P0531 - 11C-PIB PET showed a distinct cerebrospinal fluid pattern in patients with progressive multiple sclerosis (ID 1913)
Abstract
Background
Neurodegeneration attributed to axonal injury following myelin damage is present from the earliest stages of multiple sclerosis (MS), however, biomarkers to predict MS-related disability, particularly in progressive disease, are still lacking. Positron emission tomography (PET) using myelin-specific tracers has the potential to address more specific underlying in vivo pathology and broaden the understanding of heterogeneity between relapsing-remitting (RRMS) and progressive MS (PMS).
Objectives
To explore possible group differences in PET imaging with carbon-11-labeled Pittsburgh compound B (11C-PIB) among MS phenotypes and compare to healthy controls (HC).
Methods
11C-PIB PET images (40-60 min post-injection) and magnetic resonance imaging (MRI) were acquired in a hybrid PET/MRI system from 30 subjects with RRMS (21/9 women/men; mean age: 35.7, ± 7.6 years), 18 with PMS (primary, n = 11 and secondary, n = 7; 11/7 women/men; mean age: 49.9, ± 8.6 years) and 20 matched-controls (15/5 women/men; mean age: 41.4, ± 12 years ). 11C-PIB PET images were co-registered using PMODTM 4.0 to an individual 3D T1-weighted image after lesion filling (lesion segmentation tool from SPMTM 8). Voxel-based analysis with proportional scaling was performed with statistical parametric mapping (SPMTM 12), using analysis of variance model (ANOVA) among groups and t-tests between two groups. The differences were considered significant when p ≤ 0.05 corrected for multiple comparisons with family-wise error (FWE) and reported when a cluster size minimum of 200 voxels.
Results
Among MS phenotypes, there was a statistically significant difference regarding disability (p <0.001). In the RRMS group, the median EDSS was 2.5 (range, 1.0 - 6.0), while PMS had median EDSS 6.5 (range 3.5 - 7.5). ANOVA showed 11C-PIB uptake differences among groups (pFWE = 0.022) disclosing decreased 11C-PIB uptake in patients with MS relative to controls, being the lateral ventricles the only cluster region superior to 200 voxels.
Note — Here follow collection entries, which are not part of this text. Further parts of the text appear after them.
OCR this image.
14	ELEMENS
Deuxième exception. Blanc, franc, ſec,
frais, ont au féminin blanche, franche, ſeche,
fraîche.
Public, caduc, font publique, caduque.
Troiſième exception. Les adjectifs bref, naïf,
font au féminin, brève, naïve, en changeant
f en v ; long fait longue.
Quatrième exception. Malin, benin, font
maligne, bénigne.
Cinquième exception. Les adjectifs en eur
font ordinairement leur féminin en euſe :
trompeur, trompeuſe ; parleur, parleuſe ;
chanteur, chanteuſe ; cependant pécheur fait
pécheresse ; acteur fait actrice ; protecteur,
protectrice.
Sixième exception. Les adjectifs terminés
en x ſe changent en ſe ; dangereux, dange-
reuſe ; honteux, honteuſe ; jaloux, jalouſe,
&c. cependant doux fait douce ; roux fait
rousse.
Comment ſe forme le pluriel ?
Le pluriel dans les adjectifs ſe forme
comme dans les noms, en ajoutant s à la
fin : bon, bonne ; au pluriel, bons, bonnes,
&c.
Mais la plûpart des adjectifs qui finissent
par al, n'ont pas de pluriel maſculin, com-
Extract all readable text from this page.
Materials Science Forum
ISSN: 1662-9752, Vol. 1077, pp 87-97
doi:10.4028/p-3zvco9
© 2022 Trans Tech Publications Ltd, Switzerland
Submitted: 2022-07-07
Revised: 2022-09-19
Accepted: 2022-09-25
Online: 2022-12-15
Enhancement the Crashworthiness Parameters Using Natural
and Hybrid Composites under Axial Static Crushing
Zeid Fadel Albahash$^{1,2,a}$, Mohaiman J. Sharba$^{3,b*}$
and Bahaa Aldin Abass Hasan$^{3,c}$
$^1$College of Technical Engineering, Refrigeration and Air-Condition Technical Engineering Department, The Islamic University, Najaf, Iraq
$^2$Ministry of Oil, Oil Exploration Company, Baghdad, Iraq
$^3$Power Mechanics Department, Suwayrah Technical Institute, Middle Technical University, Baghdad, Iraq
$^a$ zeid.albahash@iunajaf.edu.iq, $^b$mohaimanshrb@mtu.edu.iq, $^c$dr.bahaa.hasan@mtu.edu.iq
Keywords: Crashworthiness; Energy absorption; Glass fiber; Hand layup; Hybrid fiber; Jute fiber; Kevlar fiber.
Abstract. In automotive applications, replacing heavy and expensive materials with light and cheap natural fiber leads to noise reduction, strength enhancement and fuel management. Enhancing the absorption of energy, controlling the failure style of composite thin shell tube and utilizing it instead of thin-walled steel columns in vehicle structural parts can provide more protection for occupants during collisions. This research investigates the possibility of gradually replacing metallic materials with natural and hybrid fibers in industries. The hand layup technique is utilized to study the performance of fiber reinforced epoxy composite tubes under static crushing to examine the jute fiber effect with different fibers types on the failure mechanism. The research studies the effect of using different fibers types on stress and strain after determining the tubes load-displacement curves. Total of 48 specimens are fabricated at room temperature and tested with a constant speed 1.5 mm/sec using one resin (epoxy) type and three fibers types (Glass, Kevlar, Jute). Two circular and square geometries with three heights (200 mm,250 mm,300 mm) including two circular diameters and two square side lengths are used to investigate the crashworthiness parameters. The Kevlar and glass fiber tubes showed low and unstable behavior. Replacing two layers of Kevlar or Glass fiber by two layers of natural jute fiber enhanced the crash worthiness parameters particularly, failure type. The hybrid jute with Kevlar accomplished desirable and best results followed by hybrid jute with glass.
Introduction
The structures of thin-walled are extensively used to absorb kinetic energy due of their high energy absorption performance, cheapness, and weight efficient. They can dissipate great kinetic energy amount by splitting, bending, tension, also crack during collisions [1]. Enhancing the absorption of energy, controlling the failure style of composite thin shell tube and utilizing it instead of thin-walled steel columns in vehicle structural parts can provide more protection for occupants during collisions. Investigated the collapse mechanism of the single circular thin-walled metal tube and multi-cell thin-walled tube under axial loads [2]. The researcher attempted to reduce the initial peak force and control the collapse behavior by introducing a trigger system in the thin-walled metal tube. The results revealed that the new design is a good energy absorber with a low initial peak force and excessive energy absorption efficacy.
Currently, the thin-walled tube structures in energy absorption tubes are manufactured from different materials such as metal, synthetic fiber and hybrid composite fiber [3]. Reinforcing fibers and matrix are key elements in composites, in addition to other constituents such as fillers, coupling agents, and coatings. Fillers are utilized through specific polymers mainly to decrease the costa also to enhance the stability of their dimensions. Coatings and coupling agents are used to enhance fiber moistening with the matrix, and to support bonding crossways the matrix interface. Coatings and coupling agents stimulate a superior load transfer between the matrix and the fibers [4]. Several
Decreased tracer uptake was observed in the lateral ventricles of RRMS compared to HC, but was not statistically significant (2447 voxels, z-score 4.01, pFWE = 0.219) and in the PMS group compared to HC, which was statistically significant (8245 voxels, z-score = 5.01 and pFWE = 0.004). Additional work will be performed using a supervised reference region to better understand the kinetics of the 11C-PIB PET in the ventricular system and its relationship with brain volume loss.
Conclusions
11C-PIB PET imaging showed a distinct pattern of CSF in the lateral ventricles among patients with MS and healthy controls in a voxel-based assessment, significantly in the PMS group. Similar findings were previously reported in patients with RRMS, supporting the potential role of CSF profile to distinguish phenotypes and patients at risk of disease activity or progression.